Coming from a small town myself, it was easy to identify with the small town dynamics, as the following quotation shows. This excerpt is also a good example of how, even in the midst of the heartache, Cather adds morsels of humor (similar to Tolstoy's sense of humor--derived from observing people of different kinds.)
"The fear of the tongue, that terror of little towns, is usually felt more keenly by the minister’s family than by other households. Whenever the Kronborgs wanted to do anything, even to buy a new carpet, they had to take counsel together as to whether people would talk. Mrs. Kronborg had her own conviction that people talked when they felt like it, and said what they chose, no matter how the minister’s family conducted themselves. But she did not impart these dangerous ideas to her children."

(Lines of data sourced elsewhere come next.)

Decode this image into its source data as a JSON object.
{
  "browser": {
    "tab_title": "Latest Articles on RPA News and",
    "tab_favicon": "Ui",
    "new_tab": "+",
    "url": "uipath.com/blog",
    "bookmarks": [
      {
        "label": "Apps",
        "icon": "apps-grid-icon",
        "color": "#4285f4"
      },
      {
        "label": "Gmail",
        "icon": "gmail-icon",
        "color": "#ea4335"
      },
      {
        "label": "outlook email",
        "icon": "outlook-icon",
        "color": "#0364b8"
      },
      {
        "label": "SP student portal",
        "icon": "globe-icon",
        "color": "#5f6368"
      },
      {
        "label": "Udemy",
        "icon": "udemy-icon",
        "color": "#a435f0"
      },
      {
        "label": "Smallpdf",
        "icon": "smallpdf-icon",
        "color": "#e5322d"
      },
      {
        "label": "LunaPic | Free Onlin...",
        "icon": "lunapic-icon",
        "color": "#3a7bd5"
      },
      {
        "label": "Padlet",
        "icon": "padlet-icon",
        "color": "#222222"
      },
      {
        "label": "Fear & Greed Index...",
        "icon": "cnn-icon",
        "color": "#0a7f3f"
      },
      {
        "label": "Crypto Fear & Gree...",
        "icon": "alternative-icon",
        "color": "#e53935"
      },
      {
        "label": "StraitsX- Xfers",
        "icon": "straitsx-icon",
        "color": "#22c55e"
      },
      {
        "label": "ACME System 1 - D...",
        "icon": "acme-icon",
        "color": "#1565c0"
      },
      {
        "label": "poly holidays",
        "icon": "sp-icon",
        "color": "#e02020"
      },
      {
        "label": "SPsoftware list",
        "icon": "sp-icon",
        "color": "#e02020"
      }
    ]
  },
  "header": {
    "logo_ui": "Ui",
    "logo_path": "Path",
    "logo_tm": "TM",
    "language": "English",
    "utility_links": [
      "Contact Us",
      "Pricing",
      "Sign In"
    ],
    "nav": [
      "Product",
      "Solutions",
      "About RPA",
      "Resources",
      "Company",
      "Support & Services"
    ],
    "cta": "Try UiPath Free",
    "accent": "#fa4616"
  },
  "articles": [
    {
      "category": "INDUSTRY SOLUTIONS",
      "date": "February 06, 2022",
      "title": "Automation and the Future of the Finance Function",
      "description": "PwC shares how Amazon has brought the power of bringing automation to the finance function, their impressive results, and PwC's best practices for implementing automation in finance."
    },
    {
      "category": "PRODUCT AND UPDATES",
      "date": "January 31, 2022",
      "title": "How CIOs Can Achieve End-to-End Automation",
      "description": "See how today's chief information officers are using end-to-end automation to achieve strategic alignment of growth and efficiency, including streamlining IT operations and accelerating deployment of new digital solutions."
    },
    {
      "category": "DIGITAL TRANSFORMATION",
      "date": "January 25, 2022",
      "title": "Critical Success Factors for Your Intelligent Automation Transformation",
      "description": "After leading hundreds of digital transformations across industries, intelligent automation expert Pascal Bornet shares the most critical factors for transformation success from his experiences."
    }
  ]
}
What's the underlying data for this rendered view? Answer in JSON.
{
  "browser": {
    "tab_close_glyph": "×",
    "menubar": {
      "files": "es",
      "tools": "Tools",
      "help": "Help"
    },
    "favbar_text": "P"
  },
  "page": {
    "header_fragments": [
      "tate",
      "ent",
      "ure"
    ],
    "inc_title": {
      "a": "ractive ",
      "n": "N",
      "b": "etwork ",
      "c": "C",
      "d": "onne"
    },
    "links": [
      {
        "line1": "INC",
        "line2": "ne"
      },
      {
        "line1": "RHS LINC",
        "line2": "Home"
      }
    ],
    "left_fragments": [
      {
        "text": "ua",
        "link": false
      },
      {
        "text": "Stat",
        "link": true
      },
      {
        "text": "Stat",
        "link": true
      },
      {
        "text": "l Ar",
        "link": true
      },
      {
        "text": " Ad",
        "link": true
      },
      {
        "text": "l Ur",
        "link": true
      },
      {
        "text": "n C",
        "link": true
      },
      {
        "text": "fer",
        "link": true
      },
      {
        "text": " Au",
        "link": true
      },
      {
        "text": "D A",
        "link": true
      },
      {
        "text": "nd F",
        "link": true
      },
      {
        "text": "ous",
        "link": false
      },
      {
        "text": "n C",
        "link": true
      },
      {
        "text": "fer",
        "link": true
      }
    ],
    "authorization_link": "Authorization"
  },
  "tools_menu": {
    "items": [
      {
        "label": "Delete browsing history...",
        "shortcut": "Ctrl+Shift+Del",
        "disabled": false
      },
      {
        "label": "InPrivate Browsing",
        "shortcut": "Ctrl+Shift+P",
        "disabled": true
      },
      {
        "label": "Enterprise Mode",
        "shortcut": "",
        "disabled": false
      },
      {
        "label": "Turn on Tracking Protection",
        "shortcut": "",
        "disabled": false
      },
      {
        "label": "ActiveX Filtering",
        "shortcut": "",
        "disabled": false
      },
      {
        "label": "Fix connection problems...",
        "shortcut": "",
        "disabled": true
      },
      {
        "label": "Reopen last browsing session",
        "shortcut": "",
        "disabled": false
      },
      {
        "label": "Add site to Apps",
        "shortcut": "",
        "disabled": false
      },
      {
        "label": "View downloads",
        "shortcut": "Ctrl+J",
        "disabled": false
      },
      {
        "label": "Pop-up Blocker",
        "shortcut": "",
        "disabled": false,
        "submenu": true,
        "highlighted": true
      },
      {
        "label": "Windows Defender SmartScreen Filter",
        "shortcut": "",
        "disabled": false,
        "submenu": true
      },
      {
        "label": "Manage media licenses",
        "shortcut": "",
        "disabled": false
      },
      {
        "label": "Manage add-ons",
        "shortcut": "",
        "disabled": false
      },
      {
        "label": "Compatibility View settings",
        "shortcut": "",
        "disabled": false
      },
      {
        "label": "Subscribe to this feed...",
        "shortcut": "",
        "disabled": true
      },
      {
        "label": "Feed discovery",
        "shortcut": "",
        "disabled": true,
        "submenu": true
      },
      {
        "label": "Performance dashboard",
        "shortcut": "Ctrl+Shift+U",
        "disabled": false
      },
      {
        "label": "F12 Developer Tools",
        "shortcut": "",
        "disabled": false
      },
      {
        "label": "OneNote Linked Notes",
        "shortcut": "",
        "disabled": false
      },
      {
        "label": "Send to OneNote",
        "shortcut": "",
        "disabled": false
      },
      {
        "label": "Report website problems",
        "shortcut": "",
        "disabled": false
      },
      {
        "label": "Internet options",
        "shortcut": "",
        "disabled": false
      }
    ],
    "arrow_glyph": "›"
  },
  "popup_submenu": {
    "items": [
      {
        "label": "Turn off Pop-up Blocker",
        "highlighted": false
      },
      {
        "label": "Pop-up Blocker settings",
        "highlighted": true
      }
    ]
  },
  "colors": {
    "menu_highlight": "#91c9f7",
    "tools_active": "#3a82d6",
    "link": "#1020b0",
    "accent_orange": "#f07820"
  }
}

|"Song of the Lark" by Jules Adolphe Breton--|
a painting that Thea falls in love with in
Willa Cather's novel.
Many of the people who don't enjoy this book seem to get bored and irritated with Thea after the section on her childhood ends. For me, this being a re-read, I was anxious to get past the childhood and onto the "good stuff". It is seeing Thea realize that her dissatisfaction stems from a huge creativity without release; it is watching her struggle with her choice to strive for great things; it is the sadness of her success, that make my heart ache.
“Nothing is far and nothing is near, if one desires. The world is little, people are little, human life is little. There is only one big thing--desire. And before it, when it is big, all is little.”Thea's childhood is drawn largely from Cather's own formative years, perhaps explaining why those characters are so real and multi-faceted. I loved her mother--what a woman! Though we only get peeks and glimpses of her, it is enough to foster admiration.
“She won’t come back a little girl,” Mrs. Kronborg said to her husband as they turned to go home. “Anyhow, she’s been a sweet one.”If I'm able to clear my head of all the wonderful thoughts and ideas Cather imparts, of all the beautiful language for just a bit, I'd be honest and tell you that Song of the Lark does lean towards being philosophical--even somewhat sentimental at times. Additionally, as the novel progresses, Thea becomes more distant from the story, and less likable. However, I've never read anywhere else such an exact understanding and honest portrayal of the artistic struggle. Especially, perhaps, for a woman.
I wouldn't recommend Song of the Lark to everyone, (in fact, if you aren't driven by passionate creativity you might read it & wonder what the heck I'm gushing about,) but if you have a artistic soul you are likely to find a unique experience here.
(Note: This is stop 5 of 19 in my challenge to read Willa Cather chronologically. After Song of the Lark is My Antonia.)